Na een tijdje kwam de dokter. Hij zei dat hij kwam met het bloed van een jonge godenzoon. Alles was helemaal goed, nog beter dan de vorige keer. Alleen dat gewicht, dat moest wat minder.
Mijn mensen waren helemaal blij. Terwijl ik me afvroeg waar ze die godenzoon dan van kenden. Maar gelukkig konden we toen eindelijk weer naar huis.

Voel me prima

Ik heb geen flauw idee wat we nou precies bij de dierendokter hebben gedaan. Of wie die jonge godenzoon dan wel was, wat ik daar mee te maken had, en wat ik daar nou precies te zoeken had. Waarschijnlijk hebben de dierendokter en mijn mensen uiteindelijk tóch begrepen dat ik me prima voel.

Dat had ik ze zó wel kunnen vertellen, als ze me dat hadden gevraagd. Sterker nog: dat heb ik verteld. Maar ja, zo zijn mensen: ze luisteren niet.

Miljoenprosent zeker weten

Ik heb het hele huis en mijn hele tuin doorgelopen toen we weer thuis kwamen. Om te kijken of alles nog hetzelfde was. Gelukkig was dat zo. Ik heb mijn buikje rond gegeten en ben op het grote bed gaan slapen.
Maar ik heb me wel voorgenomen dat ik volgende keer echt helemaal-totaal-absoluut-volkomen-miljoenprosent-zeker-weten niet meega naar de dierendokter!!!

Hoe het was toen de dokter hier kwam

dierenarts

“Straks komt de dokter voor je,” zei mijn vrouw ’s morgens. “Het is voor de controle.” Het klonk gewoon. Maar ik voelde me toch raar.

In huis

Andere mensen in huis dat heb ik liever niet. Ze horen er niet, vind ik. Dus dan hoeven ze er ook niet te zijn en als ze er toch zijn, dan moeten ze snel weg. Zeker helemaal als het om monteurs gaat.

Ik heb best ervaring met bezoek en heel soms kan het toch. Maar niet vaak. In huis daar horen alleen mijn vrouw en ik te zijn.

Zo zie ik dat.

Vrouw

Dus een dokter voor mij, dat vond ik niks. De vorige keer deed ze me in een dekentje en ze keer naar mijn tanden. Ze had sneks meegenomen maar ik moest toch heel erg verschrikkelijk bijkomen ook al omdat het zo snel ging. Als kater kun je soms weinig beginnen tegen een vrouw.

Dokter

Dit was een andere vrouw, ik bedoel een andere dokter.  Ze friemelde minder fijn aan me.  Opeens gaf ze een prik.
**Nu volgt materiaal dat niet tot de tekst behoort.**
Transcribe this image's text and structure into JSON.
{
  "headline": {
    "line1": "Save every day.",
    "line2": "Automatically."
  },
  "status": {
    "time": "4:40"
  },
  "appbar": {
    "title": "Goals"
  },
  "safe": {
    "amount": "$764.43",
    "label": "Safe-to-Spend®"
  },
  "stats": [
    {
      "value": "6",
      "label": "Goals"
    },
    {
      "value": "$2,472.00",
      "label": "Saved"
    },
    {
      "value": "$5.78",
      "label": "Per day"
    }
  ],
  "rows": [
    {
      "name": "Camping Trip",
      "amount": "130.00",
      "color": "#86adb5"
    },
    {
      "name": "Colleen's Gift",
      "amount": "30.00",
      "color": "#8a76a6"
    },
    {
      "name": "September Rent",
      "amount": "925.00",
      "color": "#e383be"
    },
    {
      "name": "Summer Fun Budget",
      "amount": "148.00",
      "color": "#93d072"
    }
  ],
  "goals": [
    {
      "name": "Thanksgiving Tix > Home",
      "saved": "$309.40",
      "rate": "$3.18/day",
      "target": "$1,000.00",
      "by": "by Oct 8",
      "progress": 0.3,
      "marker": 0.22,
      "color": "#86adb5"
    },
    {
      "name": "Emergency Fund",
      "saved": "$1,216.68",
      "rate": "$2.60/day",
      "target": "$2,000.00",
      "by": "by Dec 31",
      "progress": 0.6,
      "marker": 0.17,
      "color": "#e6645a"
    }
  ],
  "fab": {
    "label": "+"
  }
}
Ik ging onder tafel zitten dan mag niemand aan me komen. Toen ging ze over mij praten met mijn vrouw.

En toen ik even op mezelf lag toen wilde ze naar mijn tanden kijken, precies waar ik die operazie heb gehad. Ze zei dat het tandvlees rood was en bijna paars en dat ik er last van had en dat er iets moest gebeuren. Ik vond van niet. Zij van wel.

Meteen toen ze weg was gingen mijn vrouw en ik bankhangen daar ontspande ik weer van.

Avond

En nou moet ik vast weer een operazie. Er zit een kies die raar is. En het gaat niet vanzelf over.  Ik weet ook wel dat ik me vroeger beter voelde en dat eten toen gemakkelijker was.  Mijn vrouw zegt dat het best in orde gaat komen en dan aait ze me zachtjes en zegt dat ze voor me zorgt en dat ze van me houdt, en dan geloof ik het ook.